When Jerusalem called on Mukteshwar

A curious case of vaccine maitri and bureaucratic verve

It was October 1945. World War II had just ended. Atomic weapons had been deployed for the first time in history. Millions of lives had been lost, millions more disrupted. The world was trying to rise to its feet from the rubble; men and women were getting on with the business of survival, attending to the living details of the job at hand.

This may well have been the thinking of the chief veterinary officer in British-mandate Jerusalem, whose note on October 29 starts a slim file that came to hand in the archives. He reported to the director of the agriculture and fisheries department that the chicken population of Palestine was being ravaged by Newcastle disease. While the vet service had been preoccupied with African horse-sickness, about 3,00,000 birds had died in nearly 200 outbreaks. One direct consequence of the shortage of birds was the exponential rise in the price of eggs to 35 mils each; the mil, I find, was 1/1,000 of a Palestine pound. The only hope lay in India, where a vaccine against Newcastle disease had been used with some success.

Illustration: Bhaskaran Illustration: Bhaskaran

The wheels of bureaucracy began to turn. The Jerusalem department contacted the Imperial Veterinary Institute at Mukteshwar, already a renowned research centre and production hub for animal vaccines and sera; its cold climate at 7,600ft was ideal for the vaccines and its remote location, surrounded by hundreds of acres of pine and oak, was a natural quarantine zone for infected animals. Its response to Jerusalem’s request for vaccines was positive, but air transport and refrigeration would be essential to guarantee the vaccine’s efficacy.

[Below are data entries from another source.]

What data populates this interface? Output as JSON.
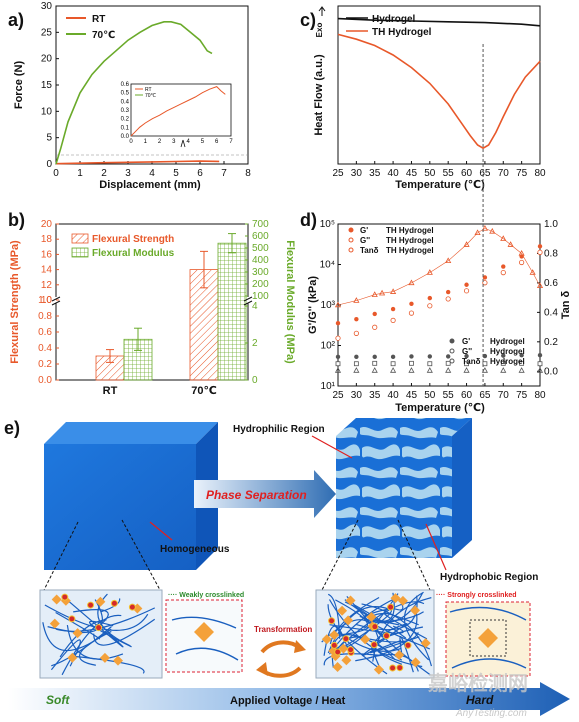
{
  "panel_labels": [
    "a)",
    "b)",
    "c)",
    "d)",
    "e)"
  ],
  "chart_data": [
    {
      "id": "a",
      "type": "line",
      "xlabel": "Displacement (mm)",
      "ylabel": "Force (N)",
      "xlim": [
        0,
        8
      ],
      "ylim": [
        0,
        30
      ],
      "xticks": [
        "0",
        "1",
        "2",
        "3",
        "4",
        "5",
        "6",
        "7",
        "8"
      ],
      "yticks": [
        "0",
        "5",
        "10",
        "15",
        "20",
        "25",
        "30"
      ],
      "legend_placement": "top-left",
      "colors": {
        "RT": "#e8582a",
        "70C": "#6aaa2a"
      },
      "series": [
        {
          "name": "RT",
          "x": [
            0,
            1,
            2,
            3,
            4,
            5,
            6,
            6.8
          ],
          "y": [
            0.05,
            0.15,
            0.25,
            0.32,
            0.4,
            0.48,
            0.55,
            0.5
          ]
        },
        {
          "name": "70℃",
          "x": [
            0,
            0.2,
            0.5,
            1,
            1.5,
            2,
            2.5,
            3,
            3.5,
            4,
            4.5,
            4.8,
            5.2,
            5.6,
            6,
            6.3,
            6.5
          ],
          "y": [
            0,
            3,
            8,
            13.5,
            17,
            19.5,
            21.5,
            23.5,
            25,
            26.3,
            27,
            27,
            26.5,
            25,
            23.5,
            21.5,
            21
          ]
        }
      ],
      "inset": {
        "xlim": [
          0,
          7
        ],
        "ylim": [
          0,
          0.6
        ],
        "xticks": [
          "0",
          "1",
          "2",
          "3",
          "4",
          "5",
          "6",
          "7"
        ],
        "yticks": [
          "0.0",
          "0.1",
          "0.2",
          "0.3",
          "0.4",
          "0.5",
          "0.6"
        ],
        "legend": [
          "RT",
          "70℃"
        ],
        "series": [
          {
            "name": "RT",
            "x": [
              0,
              0.3,
              0.6,
              1,
              1.5,
              2,
              2.5,
              3,
              3.5,
              4,
              4.5,
              5,
              5.5,
              6,
              6.3,
              6.6
            ],
            "y": [
              0,
              0.05,
              0.1,
              0.15,
              0.2,
              0.24,
              0.29,
              0.33,
              0.37,
              0.41,
              0.45,
              0.5,
              0.54,
              0.57,
              0.52,
              0.48
            ]
          }
        ]
      }
    },
    {
      "id": "b",
      "type": "bar",
      "categories": [
        "RT",
        "70℃"
      ],
      "ylabel_left": "Flexural Strength (MPa)",
      "ylabel_right": "Flexural Modulus (MPa)",
      "left_ticks": [
        "0.0",
        "0.2",
        "0.4",
        "0.6",
        "0.8",
        "1.0",
        "10",
        "12",
        "14",
        "16",
        "18",
        "20"
      ],
      "right_ticks": [
        "0",
        "2",
        "4",
        "100",
        "200",
        "300",
        "400",
        "500",
        "600",
        "700"
      ],
      "legend_placement": "top-left",
      "series": [
        {
          "name": "Flexural Strength",
          "values": [
            0.3,
            14
          ],
          "errors": [
            0.08,
            2.4
          ],
          "color": "#e8582a"
        },
        {
          "name": "Flexural Modulus",
          "values": [
            2.2,
            540
          ],
          "errors": [
            0.6,
            80
          ],
          "color": "#6aaa2a"
        }
      ]
    },
    {
      "id": "c",
      "type": "line",
      "xlabel": "Temperature (℃)",
      "ylabel": "Heat Flow (a.u.)",
      "exo_label": "Exo",
      "xlim": [
        25,
        80
      ],
      "xticks": [
        "25",
        "30",
        "35",
        "40",
        "45",
        "50",
        "55",
        "60",
        "65",
        "70",
        "75",
        "80"
      ],
      "marker_line_x": 64.5,
      "legend_placement": "top-left",
      "series": [
        {
          "name": "Hydrogel",
          "color": "#111111",
          "x": [
            25,
            35,
            45,
            55,
            65,
            75,
            80
          ],
          "y": [
            0.92,
            0.91,
            0.905,
            0.9,
            0.895,
            0.885,
            0.875
          ]
        },
        {
          "name": "TH Hydrogel",
          "color": "#e8582a",
          "x": [
            25,
            30,
            35,
            40,
            45,
            50,
            55,
            58,
            61,
            63,
            64.5,
            66,
            68,
            70,
            73,
            76,
            80
          ],
          "y": [
            0.82,
            0.79,
            0.75,
            0.69,
            0.61,
            0.51,
            0.38,
            0.28,
            0.18,
            0.12,
            0.1,
            0.12,
            0.2,
            0.3,
            0.44,
            0.55,
            0.65
          ]
        }
      ]
    },
    {
      "id": "d",
      "type": "scatter",
      "xlabel": "Temperature (℃)",
      "ylabel_left": "G'/G'' (kPa)",
      "ylabel_right": "Tan δ",
      "xlim": [
        25,
        80
      ],
      "ylim_left_log": [
        1,
        5
      ],
      "ylim_right": [
        -0.1,
        1.0
      ],
      "xticks": [
        "25",
        "30",
        "35",
        "40",
        "45",
        "50",
        "55",
        "60",
        "65",
        "70",
        "75",
        "80"
      ],
      "yticks_left": [
        "10¹",
        "10²",
        "10³",
        "10⁴",
        "10⁵"
      ],
      "yticks_right": [
        "0.0",
        "0.2",
        "0.4",
        "0.6",
        "0.8",
        "1.0"
      ],
      "marker_line_x": 64.5,
      "legend_top": [
        {
          "sym": "G'",
          "label": "TH Hydrogel"
        },
        {
          "sym": "G''",
          "label": "TH Hydrogel"
        },
        {
          "sym": "Tanδ",
          "label": "TH Hydrogel"
        }
      ],
      "legend_bottom": [
        {
          "sym": "G'",
          "label": "Hydrogel"
        },
        {
          "sym": "G''",
          "label": "Hydrogel"
        },
        {
          "sym": "Tanδ",
          "label": "Hydrogel"
        }
      ],
      "series": [
        {
          "name": "G' TH Hydrogel",
          "color": "#e8582a",
          "x": [
            25,
            30,
            35,
            40,
            45,
            50,
            55,
            60,
            65,
            70,
            75,
            80
          ],
          "log_y": [
            2.55,
            2.65,
            2.78,
            2.9,
            3.03,
            3.17,
            3.32,
            3.5,
            3.68,
            3.95,
            4.2,
            4.45
          ]
        },
        {
          "name": "G'' TH Hydrogel",
          "color": "#e8582a",
          "x": [
            25,
            30,
            35,
            40,
            45,
            50,
            55,
            60,
            65,
            70,
            75,
            80
          ],
          "log_y": [
            2.18,
            2.3,
            2.45,
            2.62,
            2.8,
            2.98,
            3.15,
            3.35,
            3.55,
            3.8,
            4.05,
            4.3
          ]
        },
        {
          "name": "Tanδ TH Hydrogel",
          "color": "#e8582a",
          "x": [
            25,
            30,
            35,
            37,
            40,
            45,
            50,
            55,
            60,
            63,
            65,
            67,
            70,
            72,
            75,
            78,
            80
          ],
          "y": [
            0.45,
            0.48,
            0.52,
            0.53,
            0.54,
            0.6,
            0.67,
            0.75,
            0.86,
            0.94,
            0.97,
            0.95,
            0.9,
            0.86,
            0.8,
            0.67,
            0.58
          ]
        },
        {
          "name": "G' Hydrogel",
          "color": "#555555",
          "x": [
            25,
            30,
            35,
            40,
            45,
            50,
            55,
            60,
            65,
            70,
            75,
            80
          ],
          "log_y": [
            1.72,
            1.72,
            1.72,
            1.72,
            1.73,
            1.73,
            1.73,
            1.74,
            1.74,
            1.75,
            1.76,
            1.76
          ]
        },
        {
          "name": "G'' Hydrogel",
          "color": "#555555",
          "x": [
            25,
            30,
            35,
            40,
            45,
            50,
            55,
            60,
            65,
            70,
            75,
            80
          ],
          "log_y": [
            1.55,
            1.55,
            1.56,
            1.55,
            1.56,
            1.55,
            1.56,
            1.55,
            1.55,
            1.56,
            1.56,
            1.55
          ]
        },
        {
          "name": "Tanδ Hydrogel",
          "color": "#555555",
          "x": [
            25,
            30,
            35,
            40,
            45,
            50,
            55,
            60,
            65,
            70,
            75,
            80
          ],
          "y": [
            0.005,
            0.005,
            0.005,
            0.005,
            0.005,
            0.005,
            0.005,
            0.005,
            0.005,
            0.005,
            0.005,
            0.005
          ]
        }
      ]
    }
  ],
  "schematic": {
    "phase_separation": "Phase Separation",
    "hydrophilic": "Hydrophilic Region",
    "hydrophobic": "Hydrophobic Region",
    "homogeneous": "Homogeneous",
    "weakly": "···· Weakly crosslinked",
    "strongly": "···· Strongly crosslinked",
    "transformation": "Transformation",
    "soft": "Soft",
    "applied": "Applied Voltage / Heat",
    "hard": "Hard",
    "colors": {
      "cube": "#1a6fd6",
      "light": "#a9d3ee",
      "arrow": "#2f6db3"
    }
  },
  "watermark": {
    "main": "嘉峪检测网",
    "sub": "AnyTesting.com"
  }
}
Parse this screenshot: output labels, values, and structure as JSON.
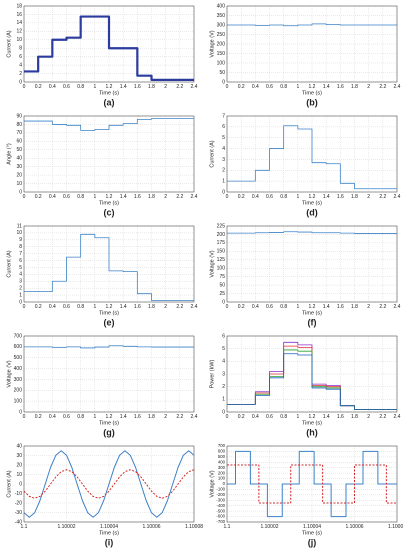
{
  "chart_data": [
    {
      "type": "line",
      "caption": "(a)",
      "xlabel": "Time (s)",
      "ylabel": "Current (A)",
      "grid": true,
      "xlim": [
        0,
        2.4
      ],
      "xticks": [
        0,
        0.2,
        0.4,
        0.6,
        0.8,
        1,
        1.2,
        1.4,
        1.6,
        1.8,
        2,
        2.2,
        2.4
      ],
      "ylim": [
        0,
        18
      ],
      "yticks": [
        0,
        2,
        4,
        6,
        8,
        10,
        12,
        14,
        16,
        18
      ],
      "x": [
        0,
        0.2,
        0.2,
        0.4,
        0.4,
        0.6,
        0.6,
        0.8,
        0.8,
        1,
        1,
        1.2,
        1.2,
        1.4,
        1.4,
        1.6,
        1.6,
        1.8,
        1.8,
        2.4
      ],
      "series": [
        {
          "color": "#2b3b9e",
          "width": 2.2,
          "values": [
            2.5,
            2.5,
            6,
            6,
            10,
            10,
            10.5,
            10.5,
            15.5,
            15.5,
            15.5,
            15.5,
            8,
            8,
            8,
            8,
            1.5,
            1.5,
            0.5,
            0.5
          ]
        }
      ]
    },
    {
      "type": "line",
      "caption": "(b)",
      "xlabel": "Time (s)",
      "ylabel": "Voltage (V)",
      "grid": true,
      "xlim": [
        0,
        2.4
      ],
      "xticks": [
        0,
        0.2,
        0.4,
        0.6,
        0.8,
        1,
        1.2,
        1.4,
        1.6,
        1.8,
        2,
        2.2,
        2.4
      ],
      "ylim": [
        0,
        400
      ],
      "yticks": [
        0,
        50,
        100,
        150,
        200,
        250,
        300,
        350,
        400
      ],
      "x": [
        0,
        0.2,
        0.2,
        0.4,
        0.4,
        0.6,
        0.6,
        0.8,
        0.8,
        1,
        1,
        1.2,
        1.2,
        1.4,
        1.4,
        1.6,
        1.6,
        1.8,
        1.8,
        2.4
      ],
      "series": [
        {
          "color": "#3b82c8",
          "width": 0.8,
          "values": [
            300,
            300,
            300,
            300,
            298,
            298,
            300,
            300,
            296,
            296,
            300,
            300,
            306,
            306,
            302,
            302,
            300,
            300,
            300,
            300
          ]
        }
      ]
    },
    {
      "type": "line",
      "caption": "(c)",
      "xlabel": "Time (s)",
      "ylabel": "Angle (°)",
      "grid": true,
      "xlim": [
        0,
        2.4
      ],
      "xticks": [
        0,
        0.2,
        0.4,
        0.6,
        0.8,
        1,
        1.2,
        1.4,
        1.6,
        1.8,
        2,
        2.2,
        2.4
      ],
      "ylim": [
        0,
        90
      ],
      "yticks": [
        0,
        10,
        20,
        30,
        40,
        50,
        60,
        70,
        80,
        90
      ],
      "x": [
        0,
        0.2,
        0.2,
        0.4,
        0.4,
        0.6,
        0.6,
        0.8,
        0.8,
        1,
        1,
        1.2,
        1.2,
        1.4,
        1.4,
        1.6,
        1.6,
        1.8,
        1.8,
        2.4
      ],
      "series": [
        {
          "color": "#3b82c8",
          "width": 0.8,
          "values": [
            84,
            84,
            84,
            84,
            80,
            80,
            79,
            79,
            73,
            73,
            74,
            74,
            79,
            79,
            81,
            81,
            86,
            86,
            87,
            87
          ]
        }
      ]
    },
    {
      "type": "line",
      "caption": "(d)",
      "xlabel": "Time (s)",
      "ylabel": "Current (A)",
      "grid": true,
      "xlim": [
        0,
        2.4
      ],
      "xticks": [
        0,
        0.2,
        0.4,
        0.6,
        0.8,
        1,
        1.2,
        1.4,
        1.6,
        1.8,
        2,
        2.2,
        2.4
      ],
      "ylim": [
        0,
        7
      ],
      "yticks": [
        0,
        1,
        2,
        3,
        4,
        5,
        6,
        7
      ],
      "x": [
        0,
        0.2,
        0.2,
        0.4,
        0.4,
        0.6,
        0.6,
        0.8,
        0.8,
        1,
        1,
        1.2,
        1.2,
        1.4,
        1.4,
        1.6,
        1.6,
        1.8,
        1.8,
        2.4
      ],
      "series": [
        {
          "color": "#3b82c8",
          "width": 0.8,
          "values": [
            1,
            1,
            1,
            1,
            2,
            2,
            4,
            4,
            6.1,
            6.1,
            5.8,
            5.8,
            2.7,
            2.7,
            2.6,
            2.6,
            0.8,
            0.8,
            0.3,
            0.3
          ]
        }
      ]
    },
    {
      "type": "line",
      "caption": "(e)",
      "xlabel": "Time (s)",
      "ylabel": "Current (A)",
      "grid": true,
      "xlim": [
        0,
        2.4
      ],
      "xticks": [
        0,
        0.2,
        0.4,
        0.6,
        0.8,
        1,
        1.2,
        1.4,
        1.6,
        1.8,
        2,
        2.2,
        2.4
      ],
      "ylim": [
        0,
        11
      ],
      "yticks": [
        0,
        1,
        2,
        3,
        4,
        5,
        6,
        7,
        8,
        9,
        10,
        11
      ],
      "x": [
        0,
        0.2,
        0.2,
        0.4,
        0.4,
        0.6,
        0.6,
        0.8,
        0.8,
        1,
        1,
        1.2,
        1.2,
        1.4,
        1.4,
        1.6,
        1.6,
        1.8,
        1.8,
        2.4
      ],
      "series": [
        {
          "color": "#3b82c8",
          "width": 0.8,
          "values": [
            1.5,
            1.5,
            1.5,
            1.5,
            3,
            3,
            6.5,
            6.5,
            9.8,
            9.8,
            9.3,
            9.3,
            4.5,
            4.5,
            4.4,
            4.4,
            1.2,
            1.2,
            0.2,
            0.2
          ]
        }
      ]
    },
    {
      "type": "line",
      "caption": "(f)",
      "xlabel": "Time (s)",
      "ylabel": "Voltage (V)",
      "grid": true,
      "xlim": [
        0,
        2.4
      ],
      "xticks": [
        0,
        0.2,
        0.4,
        0.6,
        0.8,
        1,
        1.2,
        1.4,
        1.6,
        1.8,
        2,
        2.2,
        2.4
      ],
      "ylim": [
        0,
        225
      ],
      "yticks": [
        0,
        25,
        50,
        75,
        100,
        125,
        150,
        175,
        200,
        225
      ],
      "x": [
        0,
        0.2,
        0.2,
        0.4,
        0.4,
        0.6,
        0.6,
        0.8,
        0.8,
        1,
        1,
        1.2,
        1.2,
        1.4,
        1.4,
        1.6,
        1.6,
        1.8,
        1.8,
        2.4
      ],
      "series": [
        {
          "color": "#3b82c8",
          "width": 0.8,
          "values": [
            204,
            204,
            204,
            204,
            205,
            205,
            206,
            206,
            208,
            208,
            207,
            207,
            205,
            205,
            205,
            205,
            204,
            204,
            203,
            203
          ]
        }
      ]
    },
    {
      "type": "line",
      "caption": "(g)",
      "xlabel": "Time (s)",
      "ylabel": "Voltage (V)",
      "grid": true,
      "xlim": [
        0,
        2.4
      ],
      "xticks": [
        0,
        0.2,
        0.4,
        0.6,
        0.8,
        1,
        1.2,
        1.4,
        1.6,
        1.8,
        2,
        2.2,
        2.4
      ],
      "ylim": [
        0,
        700
      ],
      "yticks": [
        0,
        100,
        200,
        300,
        400,
        500,
        600,
        700
      ],
      "x": [
        0,
        0.2,
        0.2,
        0.4,
        0.4,
        0.6,
        0.6,
        0.8,
        0.8,
        1,
        1,
        1.2,
        1.2,
        1.4,
        1.4,
        1.6,
        1.6,
        1.8,
        1.8,
        2.4
      ],
      "series": [
        {
          "color": "#3b82c8",
          "width": 0.8,
          "values": [
            600,
            600,
            600,
            600,
            595,
            595,
            600,
            600,
            590,
            590,
            598,
            598,
            610,
            610,
            605,
            605,
            600,
            600,
            598,
            598
          ]
        }
      ]
    },
    {
      "type": "line",
      "caption": "(h)",
      "xlabel": "Time (s)",
      "ylabel": "Power (kW)",
      "grid": true,
      "xlim": [
        0,
        2.4
      ],
      "xticks": [
        0,
        0.2,
        0.4,
        0.6,
        0.8,
        1,
        1.2,
        1.4,
        1.6,
        1.8,
        2,
        2.2,
        2.4
      ],
      "ylim": [
        0,
        6
      ],
      "yticks": [
        0,
        1,
        2,
        3,
        4,
        5,
        6
      ],
      "x": [
        0,
        0.2,
        0.2,
        0.4,
        0.4,
        0.6,
        0.6,
        0.8,
        0.8,
        1,
        1,
        1.2,
        1.2,
        1.4,
        1.4,
        1.6,
        1.6,
        1.8,
        1.8,
        2.4
      ],
      "series": [
        {
          "color": "#8b2fc9",
          "width": 0.8,
          "values": [
            0.6,
            0.6,
            0.6,
            0.6,
            1.6,
            1.6,
            3.2,
            3.2,
            5.5,
            5.5,
            5.3,
            5.3,
            2.2,
            2.2,
            2.1,
            2.1,
            0.5,
            0.5,
            0.2,
            0.2
          ]
        },
        {
          "color": "#e03030",
          "width": 0.8,
          "values": [
            0.6,
            0.6,
            0.6,
            0.6,
            1.5,
            1.5,
            3,
            3,
            5.2,
            5.2,
            5.1,
            5.1,
            2.1,
            2.1,
            2,
            2,
            0.5,
            0.5,
            0.2,
            0.2
          ]
        },
        {
          "color": "#2ca02c",
          "width": 0.8,
          "values": [
            0.6,
            0.6,
            0.6,
            0.6,
            1.4,
            1.4,
            2.8,
            2.8,
            4.9,
            4.9,
            4.8,
            4.8,
            2,
            2,
            1.9,
            1.9,
            0.5,
            0.5,
            0.2,
            0.2
          ]
        },
        {
          "color": "#1f5fbf",
          "width": 0.8,
          "values": [
            0.6,
            0.6,
            0.6,
            0.6,
            1.3,
            1.3,
            2.7,
            2.7,
            4.6,
            4.6,
            4.5,
            4.5,
            1.9,
            1.9,
            1.8,
            1.8,
            0.5,
            0.5,
            0.2,
            0.2
          ]
        }
      ]
    },
    {
      "type": "line",
      "caption": "(i)",
      "xlabel": "Time (s)",
      "ylabel": "Current (A)",
      "grid": true,
      "xlim": [
        1.1,
        1.10008
      ],
      "xticks": [
        1.1,
        1.10002,
        1.10004,
        1.10006,
        1.10008
      ],
      "ylim": [
        -40,
        40
      ],
      "yticks": [
        -40,
        -30,
        -20,
        -10,
        0,
        10,
        20,
        30,
        40
      ],
      "x": [
        1.1,
        1.1000025,
        1.100005,
        1.1000075,
        1.10001,
        1.1000125,
        1.100015,
        1.1000175,
        1.10002,
        1.1000225,
        1.100025,
        1.1000275,
        1.10003,
        1.1000325,
        1.100035,
        1.1000375,
        1.10004,
        1.1000425,
        1.100045,
        1.1000475,
        1.10005,
        1.1000525,
        1.100055,
        1.1000575,
        1.10006,
        1.1000625,
        1.100065,
        1.1000675,
        1.10007,
        1.1000725,
        1.100075,
        1.1000775,
        1.10008
      ],
      "series": [
        {
          "color": "#3b82c8",
          "width": 1,
          "values": [
            -30.3,
            -35,
            -30.3,
            -17.5,
            0,
            17.5,
            30.3,
            35,
            30.3,
            17.5,
            0,
            -17.5,
            -30.3,
            -35,
            -30.3,
            -17.5,
            0,
            17.5,
            30.3,
            35,
            30.3,
            17.5,
            0,
            -17.5,
            -30.3,
            -35,
            -30.3,
            -17.5,
            0,
            17.5,
            30.3,
            35,
            30.3
          ]
        },
        {
          "color": "#d62728",
          "width": 1,
          "dashed": true,
          "values": [
            -7.5,
            -13,
            -15,
            -13,
            -7.5,
            0,
            7.5,
            13,
            15,
            13,
            7.5,
            0,
            -7.5,
            -13,
            -15,
            -13,
            -7.5,
            0,
            7.5,
            13,
            15,
            13,
            7.5,
            0,
            -7.5,
            -13,
            -15,
            -13,
            -7.5,
            0,
            7.5,
            13,
            15
          ]
        }
      ]
    },
    {
      "type": "line",
      "caption": "(j)",
      "xlabel": "Time (s)",
      "ylabel": "Voltage (V)",
      "grid": true,
      "xlim": [
        1.1,
        1.10008
      ],
      "xticks": [
        1.1,
        1.10002,
        1.10004,
        1.10006,
        1.10008
      ],
      "ylim": [
        -700,
        700
      ],
      "yticks": [
        -700,
        -600,
        -500,
        -400,
        -300,
        -200,
        -100,
        0,
        100,
        200,
        300,
        400,
        500,
        600,
        700
      ],
      "x": [
        1.1,
        1.100004,
        1.100004,
        1.100011,
        1.100011,
        1.100015,
        1.100015,
        1.100019,
        1.100019,
        1.100026,
        1.100026,
        1.10003,
        1.10003,
        1.100034,
        1.100034,
        1.100041,
        1.100041,
        1.100045,
        1.100045,
        1.100049,
        1.100049,
        1.100056,
        1.100056,
        1.10006,
        1.10006,
        1.100064,
        1.100064,
        1.100071,
        1.100071,
        1.100075,
        1.100075,
        1.10008
      ],
      "series": [
        {
          "color": "#3b82c8",
          "width": 1,
          "values": [
            0,
            0,
            600,
            600,
            0,
            0,
            0,
            0,
            -600,
            -600,
            0,
            0,
            0,
            0,
            600,
            600,
            0,
            0,
            0,
            0,
            -600,
            -600,
            0,
            0,
            0,
            0,
            600,
            600,
            0,
            0,
            0,
            0
          ]
        },
        {
          "color": "#d62728",
          "width": 1,
          "dashed": true,
          "values": [
            350,
            350,
            350,
            350,
            350,
            350,
            -350,
            -350,
            -350,
            -350,
            -350,
            -350,
            350,
            350,
            350,
            350,
            350,
            350,
            -350,
            -350,
            -350,
            -350,
            -350,
            -350,
            350,
            350,
            350,
            350,
            350,
            350,
            -350,
            -350
          ]
        }
      ]
    }
  ]
}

The wheels picked up speed. Sanction was accorded for purchasing 20,000 doses. The director reported to the chief secretary that ordinary temperatures would have “rapidly lethal effects” on the vaccine and that it would be essential to maintain the correct conditions throughout the journey. Further, he underlined that the “preparation of this vaccine is no simple matter owing to the marked differences which various strains exhibit”; incorrect handling could lead to “paradoxical results”. It was necessary to “study this problem at first hand and to obtain all particulars concerning the peculiarities of the vaccine from the research workers experienced in its preparation and use”. It was therefore necessary that two representatives of the veterinary service proceed to India and monitor the entire process.

The machinery was by then whirring in top gear. The government of India was wired for grant of visas. Even as approval was awaited, the file was moved back to the chief secretary for grant of “high priority air passages” on the British Overseas Airways, a certain Priority 3 being recommended. Transit visas for Iraq were obtained from the Iraqi consul in Jerusalem, presumably to cover a transit halt. On November 23, just about three weeks after the initial note, the two selected gentlemen—a certain Mr H.R. Binns, senior veterinary officer, and Dr A. Komarov, poultry disease officer, were winging their way joyfully from the hard-bitten Judean hills to salubrious Mukteshwar for a three-week stay.

The file goes silent thereafter and it is not known if the 20,000 doses of vaccine ever reached Palestine, or with what success. Given the easy availability of chicken shawarma and shakshuka in present-day Jerusalem, Newcastle disease was obviously overcome. But the file does confirm that certain things—the love of chickens and omelettes, our Vaccine Maitri and the need for delegations to go abroad to study problems—are not new. And that any bureaucracy can act fast when it wants, especially if foreign trips are involved.

Navtej Sarna is former ambassador of India to the US and author, most recently, of the novel Crimson Spring.